The latest impetus for change comes from the Education Committee who suggest that the summer fortnight, which currently starts on the first Saturday in July, should be switched to the third Saturday ­— giving schools an unbroken holiday.

Representatives from industry, commerce and trade unions have been invited to a meeting at the Town Hall to speak with neighbouring local authorities about the impact of the present holiday arrangement.

The committee has put off making a decision over local school holiday arrangements from 1970 until talks have taken place.

While the local authority can alter school holidays, it has no jurisdiction over the town's holiday dates which are fixed by agreement within the various industries.

To fit in with family holiday arrangements however, the schools always close during the town's holiday fortnight.

MEN dismantling a gas holder scrambled clear when thick black smoke gushed from the huge, disused container, just yards from two other gas filled holders.

Just after 8.30am on Thursday morning, Mr Michael Mills was cutting away sections of the holder's steel cover with an oxyacetylene torch when smoke billowed up from the 90 feet deep container.

Built in 1865, the holder is located at Bury Gas Works in Elton and has a capacity of 559,000 cubit feet.

Fortunately there was more smoke than fire and although a vast pall of smoke rose high above the district, the worst was over in 15 minutes.

Bury fire brigade rushed to the scene and firemen pumped thousands of gallons of water into the holder while others hosed the remaining half of the cover.

A spokesman for the brigade said sparks falling onto the old tar deposits in the holder had caused the fire.

A spokesman for the North Western Gas Board added that there was no danger and the fire was soon under control, and production of gas was not affected.

WITH a shrug of his shoulders a quick check on his footwear and clothing, and a freelance photographer, Mr David H W Howe will be off on the first leg of the "Daily Mail" Transatlantic Air Race.

While the prize for the fastest time can be left for challengers like Stirling Moss, using motorbikes and speedboats, Mr Howe from Unsworth will be travelling the age-old way ­— on foot.

His idea is to go at a snails pace and pick up the £5,000 prize for the most meritorious loser, all for charity.

He will take the first steps of his journey at 9am on May 5 from the GPO tower in London to the Empire State Building in New York.

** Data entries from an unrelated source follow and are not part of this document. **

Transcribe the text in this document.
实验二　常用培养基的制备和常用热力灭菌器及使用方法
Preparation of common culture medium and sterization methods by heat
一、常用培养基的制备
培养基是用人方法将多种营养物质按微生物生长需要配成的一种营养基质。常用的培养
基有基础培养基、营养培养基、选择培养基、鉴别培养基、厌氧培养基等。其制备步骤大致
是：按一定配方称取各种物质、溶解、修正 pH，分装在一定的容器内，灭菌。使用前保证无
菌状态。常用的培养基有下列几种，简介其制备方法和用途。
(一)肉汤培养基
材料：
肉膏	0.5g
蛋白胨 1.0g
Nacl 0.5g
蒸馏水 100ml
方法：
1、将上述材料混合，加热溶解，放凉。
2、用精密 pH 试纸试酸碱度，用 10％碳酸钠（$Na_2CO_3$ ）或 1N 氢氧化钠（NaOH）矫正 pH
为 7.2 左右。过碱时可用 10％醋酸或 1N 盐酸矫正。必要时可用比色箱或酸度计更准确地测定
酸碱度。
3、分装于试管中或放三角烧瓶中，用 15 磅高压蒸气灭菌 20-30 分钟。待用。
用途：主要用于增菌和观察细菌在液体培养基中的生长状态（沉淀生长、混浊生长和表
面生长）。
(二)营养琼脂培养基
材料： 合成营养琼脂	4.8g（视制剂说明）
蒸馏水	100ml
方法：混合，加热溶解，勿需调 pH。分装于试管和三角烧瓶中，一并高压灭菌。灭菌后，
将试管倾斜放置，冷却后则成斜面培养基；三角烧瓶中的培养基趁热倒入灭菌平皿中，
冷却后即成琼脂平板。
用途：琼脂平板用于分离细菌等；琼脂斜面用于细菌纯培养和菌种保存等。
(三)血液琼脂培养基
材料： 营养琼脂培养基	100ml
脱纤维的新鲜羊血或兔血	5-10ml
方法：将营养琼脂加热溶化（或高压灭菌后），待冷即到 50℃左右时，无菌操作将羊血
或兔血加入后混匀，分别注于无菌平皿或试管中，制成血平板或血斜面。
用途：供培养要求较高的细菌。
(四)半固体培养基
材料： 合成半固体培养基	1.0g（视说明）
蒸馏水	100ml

There his race will finish on the 86th floor after he has walked up every flight of stairs, and he predicts the feat will be over by Tuesday night.

Mr Howe is now searching for a sponsor and will donate any prize money to a charity of their choice.

AFTER a DIY-packed Easter Holiday, Tottington has become plagued by indiscriminate fly-tipping.

The tippers are said to have come from as far away as Whitefield and have dumped heaps of household rubbish, including tables, chairs, mattresses and beds.

Councillors and residents have been left outraged by the incidents and are calling on people to make use of the council's waste disposal services and tips or risk a £100 fine.